乳児期の非常に早い段階で湿疹を発症した子どもは、しばしば他のアレルギー性疾患にも直面するが、どの患者がより重い呼吸器疾患へ進行しやすいかを見積もるための臨床ツールは限られていた。新たな研究は、機械学習がそのリスクをより鋭く分類する方法をもたらす可能性を示している。

4月17日にJournal of Allergy and Clinical Immunologyでオンライン公開された研究で、Kaiser Permanente Southern Californiaの研究者らは、3歳未満でアトピー性皮膚炎と診断された子ども向けの予測モデルを開発・検証した。10,688人の子どもの電子健康記録データを用いて、研究チームは5歳から11歳の間に中等度から重度の持続性喘息およびアレルギー性鼻炎を発症する個別リスクを推定するモデルを構築した。
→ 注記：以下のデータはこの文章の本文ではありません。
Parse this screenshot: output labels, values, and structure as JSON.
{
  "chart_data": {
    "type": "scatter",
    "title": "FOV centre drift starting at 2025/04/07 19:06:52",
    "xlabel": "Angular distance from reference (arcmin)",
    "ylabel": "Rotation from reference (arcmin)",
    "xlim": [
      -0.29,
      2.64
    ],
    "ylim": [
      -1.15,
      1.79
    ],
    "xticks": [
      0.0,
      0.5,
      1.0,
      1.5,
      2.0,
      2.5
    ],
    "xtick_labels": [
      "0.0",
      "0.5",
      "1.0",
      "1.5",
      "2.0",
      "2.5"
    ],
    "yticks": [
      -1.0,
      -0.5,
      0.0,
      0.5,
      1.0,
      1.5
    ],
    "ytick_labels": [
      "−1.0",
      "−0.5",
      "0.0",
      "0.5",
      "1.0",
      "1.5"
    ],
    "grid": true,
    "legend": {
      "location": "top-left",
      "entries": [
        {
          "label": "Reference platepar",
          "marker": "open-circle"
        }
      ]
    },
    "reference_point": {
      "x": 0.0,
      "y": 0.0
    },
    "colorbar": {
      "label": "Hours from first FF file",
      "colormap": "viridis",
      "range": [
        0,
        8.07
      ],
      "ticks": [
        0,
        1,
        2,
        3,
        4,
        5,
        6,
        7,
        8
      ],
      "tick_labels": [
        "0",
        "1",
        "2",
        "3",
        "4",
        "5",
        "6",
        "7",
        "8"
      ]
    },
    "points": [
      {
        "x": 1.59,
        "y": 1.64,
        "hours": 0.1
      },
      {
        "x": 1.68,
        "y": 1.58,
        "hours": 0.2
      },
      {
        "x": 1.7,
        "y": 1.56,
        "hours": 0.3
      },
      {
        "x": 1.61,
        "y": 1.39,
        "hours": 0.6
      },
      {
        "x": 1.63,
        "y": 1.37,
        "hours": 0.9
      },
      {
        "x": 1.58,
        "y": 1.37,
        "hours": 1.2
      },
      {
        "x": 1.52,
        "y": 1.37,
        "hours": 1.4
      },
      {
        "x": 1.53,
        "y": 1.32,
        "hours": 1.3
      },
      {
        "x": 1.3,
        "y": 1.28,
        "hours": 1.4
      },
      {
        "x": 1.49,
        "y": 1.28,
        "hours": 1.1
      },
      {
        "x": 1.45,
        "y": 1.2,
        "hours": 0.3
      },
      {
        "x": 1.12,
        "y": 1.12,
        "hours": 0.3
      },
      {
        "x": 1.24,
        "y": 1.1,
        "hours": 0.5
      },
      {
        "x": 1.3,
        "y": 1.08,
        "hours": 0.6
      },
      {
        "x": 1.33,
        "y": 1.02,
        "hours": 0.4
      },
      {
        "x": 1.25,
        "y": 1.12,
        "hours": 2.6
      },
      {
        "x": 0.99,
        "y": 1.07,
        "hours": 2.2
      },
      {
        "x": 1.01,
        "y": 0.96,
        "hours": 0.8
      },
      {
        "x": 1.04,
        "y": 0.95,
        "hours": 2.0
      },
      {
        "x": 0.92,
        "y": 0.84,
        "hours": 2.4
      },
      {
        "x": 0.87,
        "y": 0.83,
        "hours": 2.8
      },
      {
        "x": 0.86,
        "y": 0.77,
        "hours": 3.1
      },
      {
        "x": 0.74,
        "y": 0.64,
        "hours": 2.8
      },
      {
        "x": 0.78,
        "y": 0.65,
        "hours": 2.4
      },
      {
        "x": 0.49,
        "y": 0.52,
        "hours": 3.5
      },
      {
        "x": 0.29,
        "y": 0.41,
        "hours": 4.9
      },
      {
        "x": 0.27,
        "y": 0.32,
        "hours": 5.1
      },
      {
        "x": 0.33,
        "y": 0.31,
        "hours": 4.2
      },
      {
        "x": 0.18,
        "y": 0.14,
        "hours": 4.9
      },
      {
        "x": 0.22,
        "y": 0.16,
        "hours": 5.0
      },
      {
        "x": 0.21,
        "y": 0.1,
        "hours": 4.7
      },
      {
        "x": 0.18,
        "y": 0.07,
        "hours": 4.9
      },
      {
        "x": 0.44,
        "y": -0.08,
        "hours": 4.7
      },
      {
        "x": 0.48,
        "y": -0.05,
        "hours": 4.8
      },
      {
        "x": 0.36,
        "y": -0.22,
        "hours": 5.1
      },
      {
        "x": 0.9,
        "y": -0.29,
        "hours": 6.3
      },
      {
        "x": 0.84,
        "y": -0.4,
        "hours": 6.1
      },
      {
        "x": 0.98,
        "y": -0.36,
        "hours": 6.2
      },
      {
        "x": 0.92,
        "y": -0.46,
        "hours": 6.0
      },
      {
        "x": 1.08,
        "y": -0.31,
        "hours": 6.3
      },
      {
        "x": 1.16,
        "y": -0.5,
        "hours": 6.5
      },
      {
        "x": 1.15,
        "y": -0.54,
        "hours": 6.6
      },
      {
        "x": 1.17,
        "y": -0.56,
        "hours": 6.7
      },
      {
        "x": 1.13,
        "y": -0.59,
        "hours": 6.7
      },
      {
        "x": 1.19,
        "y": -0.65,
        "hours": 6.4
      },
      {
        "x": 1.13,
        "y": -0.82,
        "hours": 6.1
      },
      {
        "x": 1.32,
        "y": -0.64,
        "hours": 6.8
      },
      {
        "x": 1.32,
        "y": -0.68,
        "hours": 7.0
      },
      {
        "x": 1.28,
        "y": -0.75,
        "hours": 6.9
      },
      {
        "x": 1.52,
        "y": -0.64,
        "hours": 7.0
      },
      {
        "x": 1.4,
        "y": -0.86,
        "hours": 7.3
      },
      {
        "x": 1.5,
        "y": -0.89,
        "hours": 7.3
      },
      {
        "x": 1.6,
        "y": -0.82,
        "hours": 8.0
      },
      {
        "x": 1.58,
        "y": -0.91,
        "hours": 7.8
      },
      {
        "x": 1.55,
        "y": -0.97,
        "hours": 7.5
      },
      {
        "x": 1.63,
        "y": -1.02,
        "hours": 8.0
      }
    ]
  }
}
結果は、特に高リスクの子どもをより早く特定し、症状が悪化する前に介入したい医療システムにとって、潜在的に有用な臨床ツールを示している。研究者らは、喘息予測で強い性能を示し、アレルギー性鼻炎ではより中等度だが依然として意味のある性能を報告した。

大規模な実世界データでの強い喘息予測

喘息モデルのAUCは、包括版で0.893、簡略版で0.892と高く、後に疾患を発症した子どもとしなかった子どもを分ける判別能力が高いことを示した。95%の特異度しきい値では、包括版モデルの感度は40.4%、陽性的中率は39.3%で、簡略版モデルは感度36.2%、陽性的中率33.8%だった。

これらの数値が重要なのは、偽陽性を抑えつつ、後に持続性喘息へ進む子どものかなりの割合を捉えられていたことを示すからだ。実際の診療では、このバランスは重要になりうる。小児医療では不要な介入の増加にはコストがかかる一方、リスクを見逃せば治療の遅れや回避可能な合併症につながる。

鼻炎モデルは喘息モデルほど精密ではなかったが、それでも中等度の予測性能を示した。包括版の鼻炎モデルのAUCは0.793で、簡略版は0.773だった。90%の特異度では、包括版は感度35.5%、陽性的中率72.7%を示し、簡略版は感度34.0%、陽性的中率69.2%だった。

著者らは、特に最もリスクの高い群で一致が強く、許容できる較正も報告した。この点が重要なのは、判別能力が高いモデルでも、リスク推定が実際の臨床現場で起きていることと十分に一致していなければ、有用性が下がりうるためだ。